IL NE RESTE PERSONNE DANS CETTE VILLE
Version française — IL NE RESTE PERSONNE DANS CETTE VILLE — Marco Valdo M.I. — 2022
d’après la version italienne — NON RIMANE NESSUNO IN QUESTA CITTA' — Riccardo Venturi — 2015
d’une chanson grecque — Δε μένει κανείς σ'αυτή την πόλη — Katerina Gogou / Κατερίνα Γώγου — 1978
Poème
de
Katerina Gogou [1978]
Du
recueil Τρία
κλικ αριστερά (Trois
clics à gauche)
Musique
et
interprétation :
Vangelis
Kondopoulos
Dans
l’album collectif
Πάνω κάτω η Πατησίων — Οι όψεις της
μοναξιάς στην Κατερίνα Γώγου και 20
μελοποιημένα ποιήματα της (“De
haut en bas par
Patision — Les
visions
de la solitude chez
Katerina Gogou et
20 de
ses poèmes mis en musique”)
[2012]
CHARON ET PSYCHÉ
John
Stanhope — 1883
Chaque fois qu’on se trouve confronté à un texte de Katerina Gogou, tout se dérègle. Elle sort de tout schéma et de toute réalité prédéfinie, avec pour seule colle l’immense douleur qui envahit tout. Ce poème de 1978, extrait du recueil Τρία κλικ αριστερά, reflète sans doute, comme tant d’autres, l’histoire tragique de la vie de l’autrice, actrice et poète, qui s’est suicidée à l’âge de 43 ans ; mais il ne faut pas trop se laisser emporter par l’atmosphère apocalyptique qui semble l’imprégner, surtout au début (on dirait vraiment, au début, la scène d’une ville après un tsunami). Ce poème parle de quelque chose de bien défini : le quartier d’Exarchia à la fin des années 1970. Après la fin de son véritable « âge d’or », celui de la lutte sous la dictature des colonels, celui du peuple et de l’anarchie, celui où même la terrible police athénienne osait à peine mettre les pieds, celui de l’amitié et de la solidarité. Lorsque Katerina Gogou écrit ces lignes, tout semble déjà terminé : une ville vide, morte, qui subit déjà la transformation qui a fait au fil du temps de l’Exarchia, un lieu de résistance et d’humanité, une sorte de " quartier bobo " à la mode, où vit désormais une petite bourgeoisie en quête de " lieux alternatifs ", et où les touristes se rendent à la recherche d’un " frisson " assumé ; à tel point que le fait du dernier " référendum ", celui de Tsipras, où la population de l’Exarchia a voté majoritairement pour le " oui ", est bien connu.

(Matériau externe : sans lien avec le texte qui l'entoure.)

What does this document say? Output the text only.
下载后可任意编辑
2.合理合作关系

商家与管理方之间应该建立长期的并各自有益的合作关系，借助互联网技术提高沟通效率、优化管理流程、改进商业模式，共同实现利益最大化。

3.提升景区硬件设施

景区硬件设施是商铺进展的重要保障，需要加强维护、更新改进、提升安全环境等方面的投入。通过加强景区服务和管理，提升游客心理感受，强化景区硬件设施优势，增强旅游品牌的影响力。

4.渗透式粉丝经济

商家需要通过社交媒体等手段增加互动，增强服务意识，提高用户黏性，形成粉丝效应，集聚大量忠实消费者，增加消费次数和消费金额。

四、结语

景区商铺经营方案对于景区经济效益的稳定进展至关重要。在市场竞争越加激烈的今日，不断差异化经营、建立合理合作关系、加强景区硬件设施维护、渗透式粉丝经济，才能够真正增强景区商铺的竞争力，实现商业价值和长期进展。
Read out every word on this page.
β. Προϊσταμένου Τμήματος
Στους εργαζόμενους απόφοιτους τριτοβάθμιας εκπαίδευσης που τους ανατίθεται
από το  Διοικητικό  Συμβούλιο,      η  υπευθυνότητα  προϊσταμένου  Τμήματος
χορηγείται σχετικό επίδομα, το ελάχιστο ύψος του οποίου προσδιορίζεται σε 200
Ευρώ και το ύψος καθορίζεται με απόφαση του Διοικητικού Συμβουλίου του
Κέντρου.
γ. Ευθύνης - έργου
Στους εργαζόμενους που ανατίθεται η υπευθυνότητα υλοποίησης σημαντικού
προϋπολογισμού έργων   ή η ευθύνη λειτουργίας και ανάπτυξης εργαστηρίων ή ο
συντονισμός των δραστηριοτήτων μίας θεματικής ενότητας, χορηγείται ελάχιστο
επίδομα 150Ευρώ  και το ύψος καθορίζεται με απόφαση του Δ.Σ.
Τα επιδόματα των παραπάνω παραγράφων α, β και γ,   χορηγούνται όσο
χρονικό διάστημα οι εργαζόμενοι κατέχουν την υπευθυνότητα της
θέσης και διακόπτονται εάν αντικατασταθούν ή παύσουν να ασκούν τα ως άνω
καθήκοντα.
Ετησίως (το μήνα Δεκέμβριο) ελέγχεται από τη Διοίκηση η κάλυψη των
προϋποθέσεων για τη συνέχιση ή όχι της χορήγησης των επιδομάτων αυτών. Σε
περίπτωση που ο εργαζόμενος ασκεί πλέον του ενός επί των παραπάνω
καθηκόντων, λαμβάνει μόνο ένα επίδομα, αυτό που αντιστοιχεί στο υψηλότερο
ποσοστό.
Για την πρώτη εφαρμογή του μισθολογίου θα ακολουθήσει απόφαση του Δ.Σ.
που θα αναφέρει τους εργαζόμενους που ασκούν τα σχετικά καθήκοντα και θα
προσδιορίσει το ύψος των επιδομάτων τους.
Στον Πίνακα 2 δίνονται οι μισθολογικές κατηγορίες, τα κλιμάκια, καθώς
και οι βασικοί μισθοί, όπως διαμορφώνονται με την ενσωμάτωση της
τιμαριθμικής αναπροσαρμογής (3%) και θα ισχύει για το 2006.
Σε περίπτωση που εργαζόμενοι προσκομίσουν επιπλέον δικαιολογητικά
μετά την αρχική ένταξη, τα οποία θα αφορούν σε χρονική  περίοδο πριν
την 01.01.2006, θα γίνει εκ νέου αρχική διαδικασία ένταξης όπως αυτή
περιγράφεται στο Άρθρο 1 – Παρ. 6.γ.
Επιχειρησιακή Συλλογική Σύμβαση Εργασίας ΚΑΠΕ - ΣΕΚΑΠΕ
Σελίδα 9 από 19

Katerina Gogou n’était pas une simple chanteuse de ces lieux, elle en était l’âme profonde, une âme de conscience et de résistance humaine, sociale et politique. Ses vers reflètent donc à la fois son histoire personnelle et celle des lieux qui l’ont vue et vécue. L'“apocalypse” est la fin d’une époque unique et, comme cela arrivera malheureusement, d’une vie. Comme pratiquement tous les poèmes de Katerina Gogou, celui-ci est aussi devenu, bien que tardivement, une chanson ; elle a été mise en musique et chantée, de manière nerveuse et hallucinatoire, par Vangelis Kondopoulos dans l’album collectif (entièrement dédié à Katerina Gogou) Πάνω κάτω η Πατησίων — Οι όψεις της μοναξιάς στην Κατερίνα Γώγου και 20 μελοποιημένα ποιήματα της ('Up and Down Patision — Visions of Loneliness in Katerina Gogou and 20 of her poems set to music'), 2012. [RV].
Personne ne vit dans cette ville !
Il ne reste personne ?
Qu’est-il arrivé aux gens partis en vitesse ?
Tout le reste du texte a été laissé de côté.